Alex's Anthology of Algorithms Common Code for Contests in Concise C++
Elementary Algorithms / Array Transformations

1.1.4 Coordinate Compression

1-Elementary-Algorithms/1.1.4_Coordinate_Compression.cpp

View on GitHub

Given a range of $n$ numerical elements, reassign each element to an integer in the domain $[0, k)$, where $k$ is the number of distinct elements in the original range, while preserving the initial relative ordering of elements. That is, if $a$ is the array of original values and $b$ is the array of compressed values, then every pair of indices $i, j$ in $[0, n)$ shall satisfy $a[i] < a[j]$ if and only if $b[i] < b[j]$.

All implementations below take ranges as ForwardIterators and require operator< on the value type. The two compress() functions rewrite a range in place and then discard the mapping.
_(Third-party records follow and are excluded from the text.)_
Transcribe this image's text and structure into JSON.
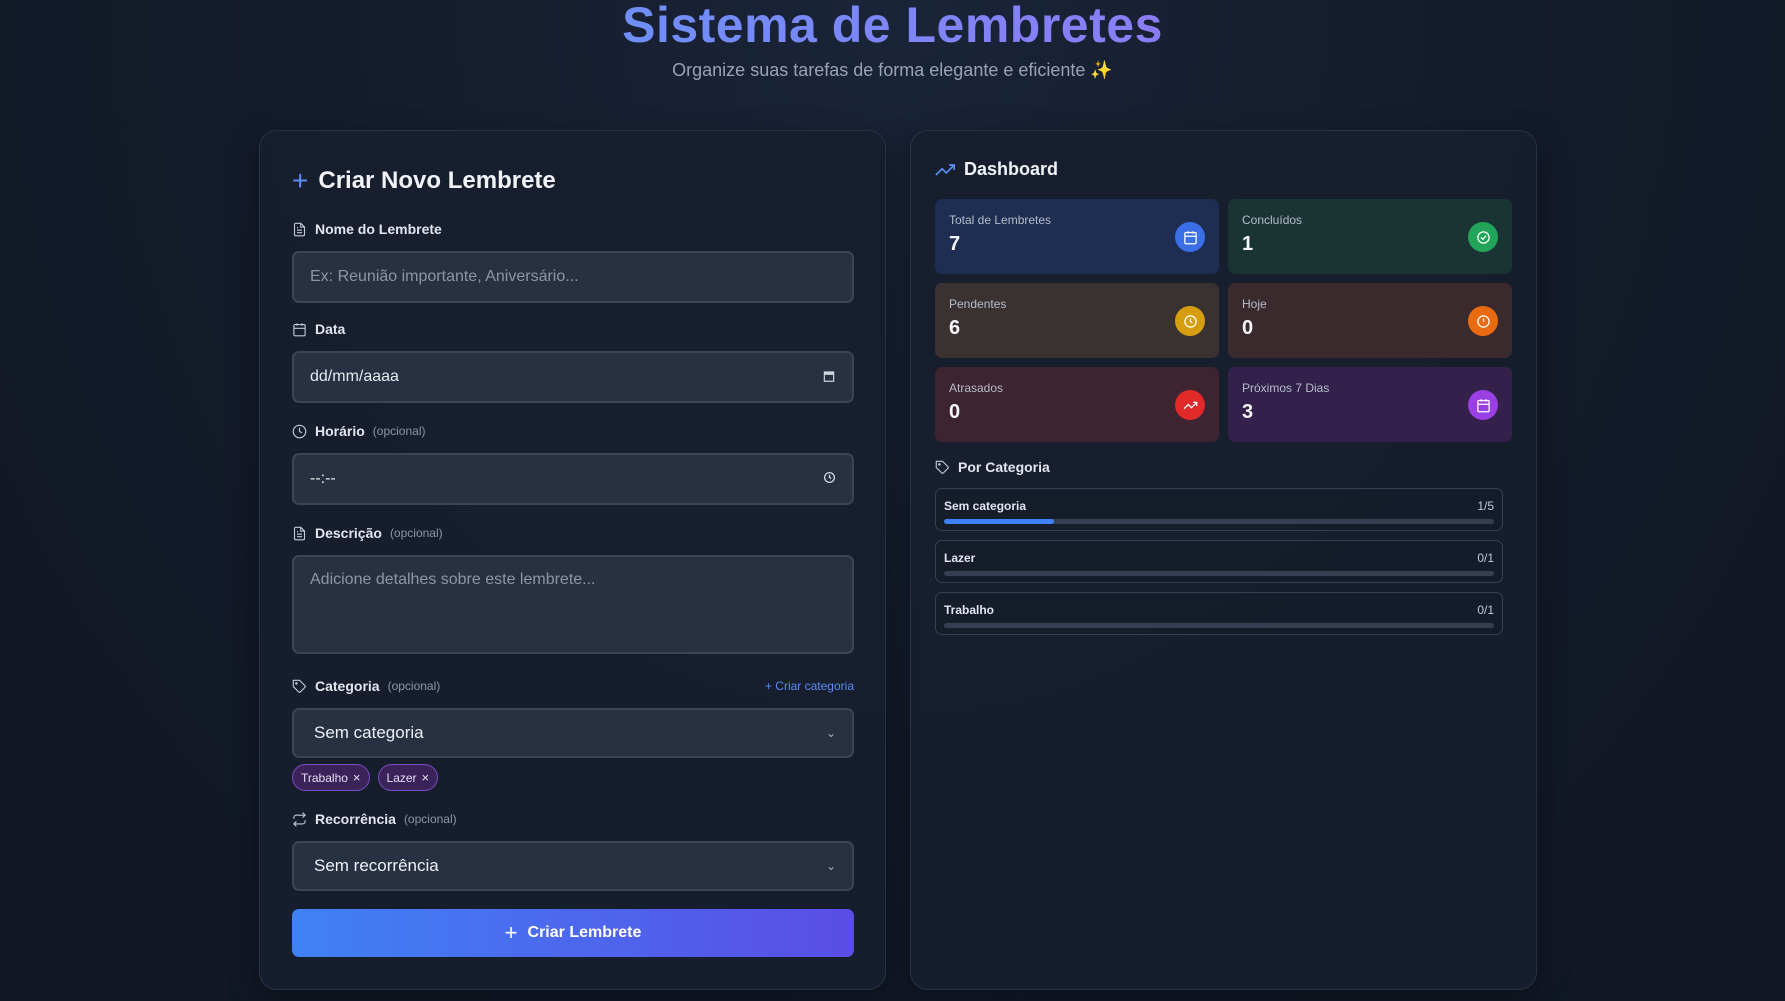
{
  "header": {
    "title": "Sistema de Lembretes",
    "subtitle": "Organize suas tarefas de forma elegante e eficiente",
    "subtitle_emoji": "✨"
  },
  "form": {
    "title": "Criar Novo Lembrete",
    "name_label": "Nome do Lembrete",
    "name_placeholder": "Ex: Reunião importante, Aniversário...",
    "date_label": "Data",
    "date_value": "dd/mm/aaaa",
    "time_label": "Horário",
    "time_optional": "(opcional)",
    "time_value": "--:--",
    "desc_label": "Descrição",
    "desc_optional": "(opcional)",
    "desc_placeholder": "Adicione detalhes sobre este lembrete...",
    "category_label": "Categoria",
    "category_optional": "(opcional)",
    "create_category_link": "+ Criar categoria",
    "category_selected": "Sem categoria",
    "category_chips": [
      {
        "label": "Trabalho",
        "remove": "×"
      },
      {
        "label": "Lazer",
        "remove": "×"
      }
    ],
    "recurrence_label": "Recorrência",
    "recurrence_optional": "(opcional)",
    "recurrence_selected": "Sem recorrência",
    "submit_label": "Criar Lembrete"
  },
  "dashboard": {
    "title": "Dashboard",
    "stats": [
      {
        "label": "Total de Lembretes",
        "value": "7",
        "icon": "calendar-icon",
        "bg": "#1e2d52",
        "icon_color": "#3b6fe8"
      },
      {
        "label": "Concluídos",
        "value": "1",
        "icon": "check-circle-icon",
        "bg": "#1a3433",
        "icon_color": "#22a55a"
      },
      {
        "label": "Pendentes",
        "value": "6",
        "icon": "clock-icon",
        "bg": "#3a3230",
        "icon_color": "#d69e0e"
      },
      {
        "label": "Hoje",
        "value": "0",
        "icon": "alert-circle-icon",
        "bg": "#3a2a2d",
        "icon_color": "#ea6a12"
      },
      {
        "label": "Atrasados",
        "value": "0",
        "icon": "trending-up-icon",
        "bg": "#3d2430",
        "icon_color": "#e02a2a"
      },
      {
        "label": "Próximos 7 Dias",
        "value": "3",
        "icon": "calendar-icon",
        "bg": "#33214b",
        "icon_color": "#9a3fe3"
      }
    ],
    "categories_title": "Por Categoria",
    "categories": [
      {
        "name": "Sem categoria",
        "count": "1/5",
        "progress": 0.2
      },
      {
        "name": "Lazer",
        "count": "0/1",
        "progress": 0
      },
      {
        "name": "Trabalho",
        "count": "0/1",
        "progress": 0
      }
    ]
  }
}
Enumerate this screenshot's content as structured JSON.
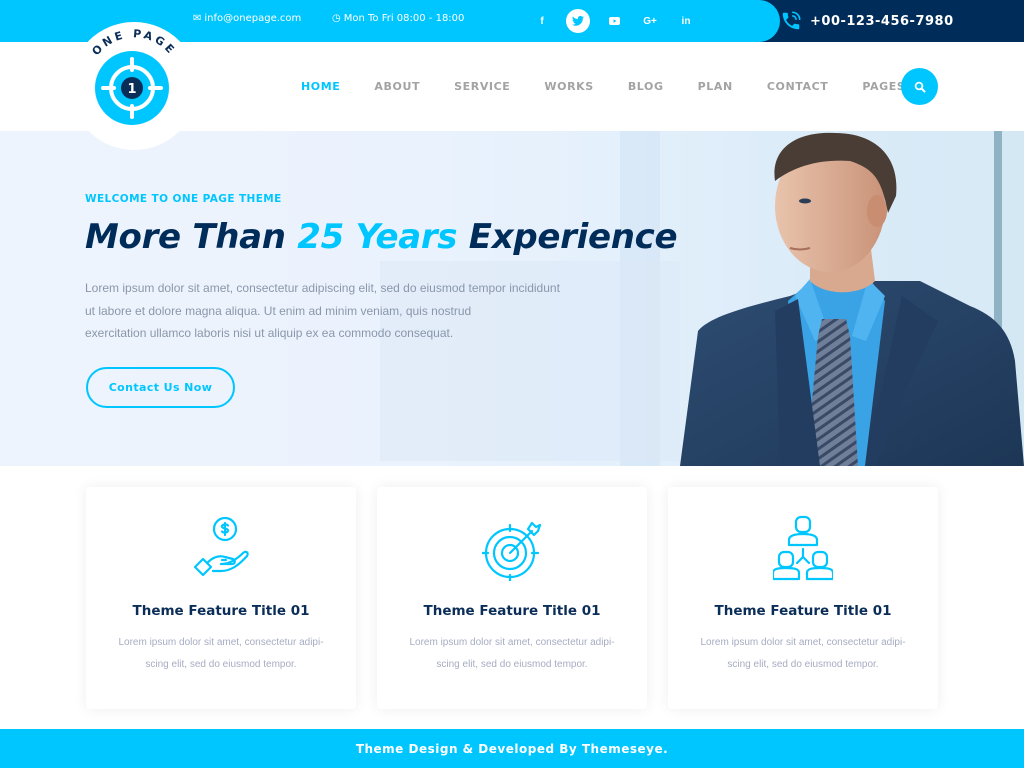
{
  "topbar": {
    "email": "info@onepage.com",
    "hours": "Mon To Fri 08:00 - 18:00",
    "social": [
      {
        "name": "facebook",
        "glyph": "f"
      },
      {
        "name": "twitter",
        "glyph": "t",
        "active": true
      },
      {
        "name": "youtube",
        "glyph": "▶"
      },
      {
        "name": "google-plus",
        "glyph": "G+"
      },
      {
        "name": "linkedin",
        "glyph": "in"
      }
    ],
    "phone": "+00-123-456-7980"
  },
  "logo": {
    "text": "ONE PAGE",
    "number": "1"
  },
  "nav": {
    "items": [
      {
        "label": "HOME",
        "active": true
      },
      {
        "label": "ABOUT"
      },
      {
        "label": "SERVICE"
      },
      {
        "label": "WORKS"
      },
      {
        "label": "BLOG"
      },
      {
        "label": "PLAN"
      },
      {
        "label": "CONTACT"
      },
      {
        "label": "PAGES"
      }
    ],
    "search_icon": "search-icon"
  },
  "hero": {
    "welcome": "WELCOME TO ONE PAGE THEME",
    "title_part1": "More Than ",
    "title_accent": "25 Years",
    "title_part2": " Experience",
    "text_lines": [
      "Lorem ipsum dolor sit amet, consectetur adipiscing elit, sed do eiusmod tempor incididunt",
      "ut labore et dolore magna aliqua. Ut enim ad minim veniam, quis nostrud",
      "exercitation ullamco laboris nisi ut aliquip ex ea commodo consequat."
    ],
    "button_label": "Contact Us Now"
  },
  "features": [
    {
      "icon": "hand-money-icon",
      "title": "Theme Feature Title 01",
      "desc_lines": [
        "Lorem ipsum dolor sit amet, consectetur adipi-",
        "scing elit, sed do eiusmod tempor."
      ]
    },
    {
      "icon": "target-icon",
      "title": "Theme Feature Title 01",
      "desc_lines": [
        "Lorem ipsum dolor sit amet, consectetur adipi-",
        "scing elit, sed do eiusmod tempor."
      ]
    },
    {
      "icon": "team-icon",
      "title": "Theme Feature Title 01",
      "desc_lines": [
        "Lorem ipsum dolor sit amet, consectetur adipi-",
        "scing elit, sed do eiusmod tempor."
      ]
    }
  ],
  "footer": {
    "text": "Theme Design & Developed By Themeseye."
  },
  "colors": {
    "accent": "#00c6ff",
    "navy": "#002c5a",
    "nav_text": "#a3a3a3",
    "body_text": "#8a97aa"
  }
}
  • compress1(lo, hi) performs the compression by sorting the array, removing duplicates, and binary searching for the position of each original value.
  • compress2(lo, hi) achieves the same result by inserting all values into an std::map, which automatically removes duplicate values and supports efficient lookups of the compressed values.

CoordinateCompressor is a class version that retains the sorted table of distinct values so that arbitrary values can be mapped to and from compressed ranks long after construction (e.g. for offline queries arriving separately from the array being compressed).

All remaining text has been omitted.